Admitting we need help to face life’s issues is sometimes one of the hardest things we’ll ever have to do.

Once we have made the decision to reach out and seek psychotherapy, we want to find someone that we feel we can connect with — someone we feel can truly understand not only where we are, but who we are. Most importantly, we want to find someone we can trust with our innermost thoughts and feelings.

Finding a therapist should not be a rushed decision. It should take a little bit of time and effort. If you choose a therapist that you do not feel connected with, chances are you won’t make much progress. Here are some tips for choosing the right therapist for you.

1. Research, research, research.

Researching a therapist is very important. It is not only important to conduct research on therapists, but to also research and familiarize yourself with the types of therapies that are offered. Common types of therapy include individual therapy, group therapy, family therapy, and couples therapy.

2. Look for experience.

If you are seeing a therapist for a particular issue, look for therapists who have experience in that area. If you had cancer, you would see an oncologist and not an ophthalmologist; why treat your therapy experience any differently? There are therapists who specialize in a variety of issues; some may specialize in several. Look for experience to find your unique fit.

3. Try to make an early connection.

See if the therapist you are interested in offers consultations. This provides an opportunity for you to ask questions and get a general “feel” of the therapist. During this time you can ask important questions about their treatment philosophy, how they have worked to help others and how they feel they can help you, or any other important questions you may have. When you leave you may wish to assess how comfortable you felt, if you felt the therapist was sincere, and if you feel you could be honest without feeling judged or criticized.

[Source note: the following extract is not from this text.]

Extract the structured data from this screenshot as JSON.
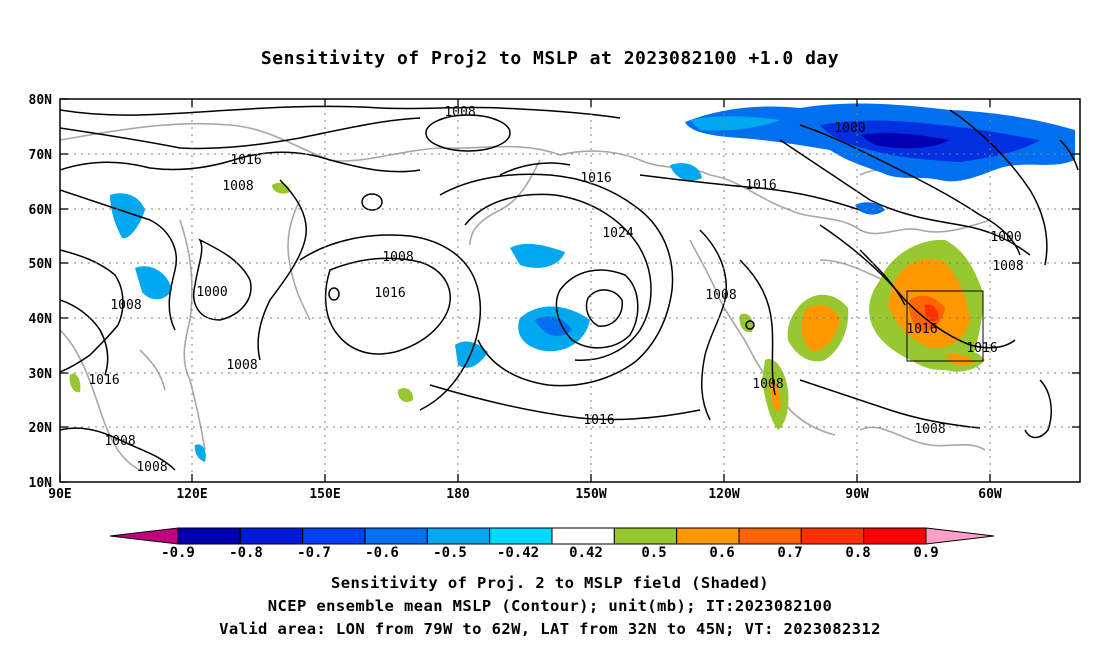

4. Check licensing and insurance.

All therapists are not licensed and this is okay. However, if you choose to see a licensed therapist, check their license. You can contact your state licensing board to see if your therapist’s license is current and if it is in good standing. You are also able to check if there have been complaints filed against the therapist. In most states this information can be found online; if you can’t access it there simply call the board. If you are insured and wish to use your insurance, you may wish to find out the requirements of your insurance company. Some companies require you to be treated by a licensed therapist or even a psychologist or psychiatrist. You also want to make sure your therapist accepts your insurance.

5. Never settle.

If you are not comfortable with the therapist you have chosen, do not feel bad about changing therapists. You may need to see a few before you find the therapist that is the right fit for you. You should continue your search until you feel you are understood and accepted. Signs that you may need to change your therapist include feeling uncomfortable, not feeling heard, or when your therapist talks more than listens or constantly gives advice or directives.

Taking the step to seek help for any problem is a huge step. It takes a lot of courage to admit we can’t face our issues alone. Make the best decision possible by taking the necessary time, and doing the appropriate research to choose a therapist that is right for you. By remaining open, honest, and willing to receive help, the therapeutic process can be very productive and beneficial.